D’un côté, Alassane Ouattara n’a jamais voulu laisser de place au doute : le président ivoirien est en effet également le patron du RHDP, le Rassemblement des houphouëtistes pour la démocratie et la paix. De l’autre côté, Henri Konan-Bédié, Baoulé comme Houphouët-Boigny, est président de l’Assemblée nationale lorsque le père de la Nation ivoirienne meurt à l’âge de 88 ans. La Constitution prévoit alors à cette époque que ce soit le président de l’Assemblée lui succède. HKB prend donc les rênes du pays entre 1993 et 1995, année d’élections.
« J’ai modifié la Constitution, et cela revient à désigner Bédié comme mon successeur »

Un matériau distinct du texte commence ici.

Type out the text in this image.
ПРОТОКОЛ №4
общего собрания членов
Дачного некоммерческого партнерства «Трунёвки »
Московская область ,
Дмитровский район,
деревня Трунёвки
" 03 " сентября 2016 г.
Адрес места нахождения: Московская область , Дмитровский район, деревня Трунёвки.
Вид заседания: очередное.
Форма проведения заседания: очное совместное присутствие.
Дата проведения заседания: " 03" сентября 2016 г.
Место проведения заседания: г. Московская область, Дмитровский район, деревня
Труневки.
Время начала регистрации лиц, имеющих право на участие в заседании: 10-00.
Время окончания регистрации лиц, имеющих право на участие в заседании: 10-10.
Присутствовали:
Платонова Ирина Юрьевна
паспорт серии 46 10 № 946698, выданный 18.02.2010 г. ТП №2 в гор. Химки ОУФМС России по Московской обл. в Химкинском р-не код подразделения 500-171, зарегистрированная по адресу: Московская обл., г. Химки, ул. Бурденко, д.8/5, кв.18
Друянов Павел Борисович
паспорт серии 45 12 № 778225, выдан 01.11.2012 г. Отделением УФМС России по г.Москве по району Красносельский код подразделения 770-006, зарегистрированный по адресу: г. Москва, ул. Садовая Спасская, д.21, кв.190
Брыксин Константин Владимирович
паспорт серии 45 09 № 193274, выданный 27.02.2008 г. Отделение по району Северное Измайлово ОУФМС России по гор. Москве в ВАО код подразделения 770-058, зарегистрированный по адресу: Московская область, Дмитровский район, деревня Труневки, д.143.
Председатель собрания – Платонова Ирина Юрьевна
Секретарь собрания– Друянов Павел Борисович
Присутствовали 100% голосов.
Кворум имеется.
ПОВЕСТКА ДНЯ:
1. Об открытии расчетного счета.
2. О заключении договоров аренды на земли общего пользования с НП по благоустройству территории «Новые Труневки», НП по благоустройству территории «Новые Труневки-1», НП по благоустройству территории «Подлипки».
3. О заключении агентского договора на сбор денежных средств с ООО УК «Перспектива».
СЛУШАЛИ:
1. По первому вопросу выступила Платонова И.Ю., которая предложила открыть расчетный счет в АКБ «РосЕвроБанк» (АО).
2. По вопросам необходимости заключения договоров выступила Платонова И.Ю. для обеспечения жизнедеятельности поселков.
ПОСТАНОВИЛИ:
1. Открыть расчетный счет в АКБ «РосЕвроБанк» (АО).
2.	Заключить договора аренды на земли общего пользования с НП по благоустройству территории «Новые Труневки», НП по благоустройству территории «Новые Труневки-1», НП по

Si Alassane Ouattara se réclame de la mouvance « houphouëtiste », Henri Konan-Bédié, lui, assure être l’« héritier légal et moral légitime » de « Nanan Boigny ». Certes, l’ex-président ivoirien n’a jamais fait état de son choix, mais il s’était confié, à l’époque, à un homme : Jean-Yves Ollivier. Dans ses mémoires, contenus dans l’ouvrage « Ni vu, ni connu » (éditions Fayard), l’homme d’affaires raconte comment le « Vieux » lui a demandé de « ‘trouver des moyens’ à son dauphin, Henri Konan Bédié ». Jean-Yves Ollivier décrit comment le passage de témoin s’est déroulé de façon confidentielle. « J’ai eu droit de sa part à une leçon sur les traditions Akan, selon lesquelles on ne doit jamais aider le ‘jeune’. Il ne fallait pas non plus le désigner ouvertement comme successeur », écrit ainsi Jean-Yves Ollivier qui évoque le cas Ouattara.
« Pourquoi laissait-il planer l’ambiguïté en nommant Alassane Ouattara Premier ministre à un moment où les rênes lui glissaient des mains et où le chef du gouvernement était pendant de longues périodes, de facto, aussi chef de l’État ? », demande l’auteur qui relate la réponse d’Houphouët : « J’ai modifié la Constitution, et ceux qui savent lire comprendront que cela revient à désigner Bédié comme mon successeur. Le président de l’Assemblée nationale assure la vacance du pouvoir et prépare les élections. C’est suffisamment clair… » Avant que le « Vieux » ne livre les raisons de son ambiguité : « Mais voyez, Ollivier, si je faisais plus pour adouber Bédié, c’est comme si je le recouvrais d’un lin blanc immaculé. Le moindre caca d’oiseau y ferait une tache indélébile ! »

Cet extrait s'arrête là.